O modo como os consumidores trabalham, compram, comem, bebem e se entretêm irá ser modelado pela necessidade de gestão do risco. As mudanças no estado de espírito do consumidor e a recessão irão levar a uma redução do consumo de produtos não essenciais e a um movimento anti ostentação e, em contrapartida, ao foco no “eu”, na família e na saúde.
Saúde
Uma vez que a saúde e o bem-estar são agora a prioridade, a tendência para a prática de desporto em casa está para ficar. Não obstante os consumidores de todo o mundo estarem a regressar aos ginásios, muitos mantêm-se cautelosos e receosos, ao mesmo tempo que estes espaços estão a funcionar com base num número reduzido de clientes. Daí que nem todos pratiquem as suas atividades de modo presencial, o que está a impulsionar o chamado “home fitness”.
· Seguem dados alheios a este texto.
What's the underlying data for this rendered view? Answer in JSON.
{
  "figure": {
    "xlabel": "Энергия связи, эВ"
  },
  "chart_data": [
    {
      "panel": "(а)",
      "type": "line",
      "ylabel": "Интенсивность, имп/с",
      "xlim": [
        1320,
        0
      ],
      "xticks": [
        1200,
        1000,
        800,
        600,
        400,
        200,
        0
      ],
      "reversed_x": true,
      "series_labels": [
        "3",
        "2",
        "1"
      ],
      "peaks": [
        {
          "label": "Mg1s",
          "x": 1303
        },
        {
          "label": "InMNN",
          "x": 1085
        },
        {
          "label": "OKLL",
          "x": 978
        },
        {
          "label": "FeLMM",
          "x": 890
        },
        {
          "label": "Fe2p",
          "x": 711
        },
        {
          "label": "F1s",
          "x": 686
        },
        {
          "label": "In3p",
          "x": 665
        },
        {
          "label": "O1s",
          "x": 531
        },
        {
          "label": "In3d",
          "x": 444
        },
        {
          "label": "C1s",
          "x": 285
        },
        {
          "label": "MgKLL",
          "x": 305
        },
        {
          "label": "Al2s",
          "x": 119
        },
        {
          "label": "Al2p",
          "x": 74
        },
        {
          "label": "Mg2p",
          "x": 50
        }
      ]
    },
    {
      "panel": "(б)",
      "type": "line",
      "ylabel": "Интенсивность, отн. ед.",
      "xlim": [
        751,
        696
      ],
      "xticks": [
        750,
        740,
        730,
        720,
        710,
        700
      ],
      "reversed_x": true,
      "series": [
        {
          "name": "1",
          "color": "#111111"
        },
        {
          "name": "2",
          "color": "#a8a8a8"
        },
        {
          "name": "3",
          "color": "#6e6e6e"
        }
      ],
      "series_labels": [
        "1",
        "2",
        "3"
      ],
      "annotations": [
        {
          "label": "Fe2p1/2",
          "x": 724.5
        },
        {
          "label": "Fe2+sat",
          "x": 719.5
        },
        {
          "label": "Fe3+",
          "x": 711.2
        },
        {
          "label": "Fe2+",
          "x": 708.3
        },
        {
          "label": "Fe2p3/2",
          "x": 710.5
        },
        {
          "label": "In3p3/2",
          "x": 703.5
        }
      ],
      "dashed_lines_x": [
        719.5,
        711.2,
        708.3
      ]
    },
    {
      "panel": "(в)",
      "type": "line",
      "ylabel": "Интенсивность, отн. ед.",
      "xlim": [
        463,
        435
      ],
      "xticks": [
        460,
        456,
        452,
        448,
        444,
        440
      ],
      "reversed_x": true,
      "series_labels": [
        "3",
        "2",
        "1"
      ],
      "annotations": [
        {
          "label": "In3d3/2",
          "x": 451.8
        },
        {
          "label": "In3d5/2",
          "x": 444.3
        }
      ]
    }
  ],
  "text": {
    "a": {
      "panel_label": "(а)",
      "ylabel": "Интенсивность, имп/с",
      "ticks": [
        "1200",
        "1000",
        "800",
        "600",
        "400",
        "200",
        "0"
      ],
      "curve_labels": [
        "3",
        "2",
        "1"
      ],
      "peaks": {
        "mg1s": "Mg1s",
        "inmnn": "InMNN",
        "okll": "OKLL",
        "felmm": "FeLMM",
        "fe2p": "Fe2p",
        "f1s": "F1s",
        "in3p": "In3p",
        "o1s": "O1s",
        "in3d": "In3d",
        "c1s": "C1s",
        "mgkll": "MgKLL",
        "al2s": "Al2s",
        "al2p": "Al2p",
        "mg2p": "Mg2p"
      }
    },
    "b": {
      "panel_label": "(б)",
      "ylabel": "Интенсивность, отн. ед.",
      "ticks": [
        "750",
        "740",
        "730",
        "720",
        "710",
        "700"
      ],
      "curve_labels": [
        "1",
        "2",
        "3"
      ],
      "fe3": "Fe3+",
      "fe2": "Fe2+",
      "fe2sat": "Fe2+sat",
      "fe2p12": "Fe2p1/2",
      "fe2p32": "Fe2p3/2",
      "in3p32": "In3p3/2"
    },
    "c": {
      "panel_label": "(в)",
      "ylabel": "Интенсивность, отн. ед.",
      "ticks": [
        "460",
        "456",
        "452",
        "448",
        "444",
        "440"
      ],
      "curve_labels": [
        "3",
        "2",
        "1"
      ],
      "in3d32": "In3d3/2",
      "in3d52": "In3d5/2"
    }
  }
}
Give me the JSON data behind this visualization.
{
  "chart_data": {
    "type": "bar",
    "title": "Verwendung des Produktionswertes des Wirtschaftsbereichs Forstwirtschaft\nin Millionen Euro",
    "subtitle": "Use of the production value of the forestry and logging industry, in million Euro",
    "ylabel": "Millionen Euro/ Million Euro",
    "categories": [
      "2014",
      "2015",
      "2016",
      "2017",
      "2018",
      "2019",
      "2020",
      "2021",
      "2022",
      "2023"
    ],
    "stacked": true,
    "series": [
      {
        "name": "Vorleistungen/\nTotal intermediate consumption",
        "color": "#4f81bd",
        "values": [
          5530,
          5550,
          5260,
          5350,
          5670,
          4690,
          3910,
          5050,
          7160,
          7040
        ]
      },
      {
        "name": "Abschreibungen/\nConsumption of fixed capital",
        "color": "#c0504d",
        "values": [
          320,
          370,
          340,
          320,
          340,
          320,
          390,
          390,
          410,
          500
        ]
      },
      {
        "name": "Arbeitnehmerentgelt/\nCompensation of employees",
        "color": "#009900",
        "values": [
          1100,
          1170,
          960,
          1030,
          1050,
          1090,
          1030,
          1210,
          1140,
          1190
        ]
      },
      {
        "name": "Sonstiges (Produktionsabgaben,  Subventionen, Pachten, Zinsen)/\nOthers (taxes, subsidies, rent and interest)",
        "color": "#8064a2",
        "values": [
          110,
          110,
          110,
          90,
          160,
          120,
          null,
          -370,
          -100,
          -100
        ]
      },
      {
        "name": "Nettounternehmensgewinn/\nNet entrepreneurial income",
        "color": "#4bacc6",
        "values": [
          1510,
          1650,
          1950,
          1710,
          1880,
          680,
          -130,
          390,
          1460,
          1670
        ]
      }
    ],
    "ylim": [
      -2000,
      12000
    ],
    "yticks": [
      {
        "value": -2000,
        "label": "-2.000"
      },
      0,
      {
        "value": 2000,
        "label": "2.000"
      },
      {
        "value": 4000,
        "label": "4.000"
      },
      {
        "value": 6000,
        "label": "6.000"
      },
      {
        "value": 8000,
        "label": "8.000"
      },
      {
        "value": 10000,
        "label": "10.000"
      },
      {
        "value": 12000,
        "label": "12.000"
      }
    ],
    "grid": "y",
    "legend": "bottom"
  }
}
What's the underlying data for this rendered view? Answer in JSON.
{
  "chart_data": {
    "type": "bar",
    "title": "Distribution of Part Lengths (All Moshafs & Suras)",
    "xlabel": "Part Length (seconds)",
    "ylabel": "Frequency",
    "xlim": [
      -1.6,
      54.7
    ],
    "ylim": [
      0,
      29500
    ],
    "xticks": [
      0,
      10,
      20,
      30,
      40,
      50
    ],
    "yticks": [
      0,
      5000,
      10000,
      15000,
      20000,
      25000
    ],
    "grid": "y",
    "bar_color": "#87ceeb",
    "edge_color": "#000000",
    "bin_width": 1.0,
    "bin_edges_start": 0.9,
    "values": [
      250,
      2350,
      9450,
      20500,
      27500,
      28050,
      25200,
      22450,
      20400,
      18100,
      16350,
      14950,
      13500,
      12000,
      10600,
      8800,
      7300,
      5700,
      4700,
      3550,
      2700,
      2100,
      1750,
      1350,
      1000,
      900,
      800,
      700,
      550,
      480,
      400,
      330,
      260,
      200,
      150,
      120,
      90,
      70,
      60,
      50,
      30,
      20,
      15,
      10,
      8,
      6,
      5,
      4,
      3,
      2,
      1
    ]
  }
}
Olhando para o futuro, a Euromonitor indica que a ausência de uma vacina e a necessidade de se manter o distanciamento social irão levar a que esta situação não sofra grandes alterações no curto prazo. Mais importante ainda, muitos consumidores ajustaram-se a praticar desporto em casa e querem continuar a fazê-lo. A flexibilidade do “home fitness” permite mais facilmente incluir o exercício na rotina diária, pelo que o futuro destas práticas passará por uma abordagem mista, que equilibra a ida ao ginásio com o desporto em casa.
Como tal, mais praticantes irão alimentar o mercado do exercício digital. Já antes da Covid-19, os avanços na tecnologia vinham a permitir frequentar aulas online e eventos virtuais. Com a pandemia, os serviços associados com o treino no domicílio expandiram enormemente. Veja-se o caso da Lululemon, cujas vendas de roupa desportiva duplicaram desde março, e que adquiriu a Mirror, uma plataforma que oferece aulas virtuais, de modalidades que vão desde o boxe à meditação.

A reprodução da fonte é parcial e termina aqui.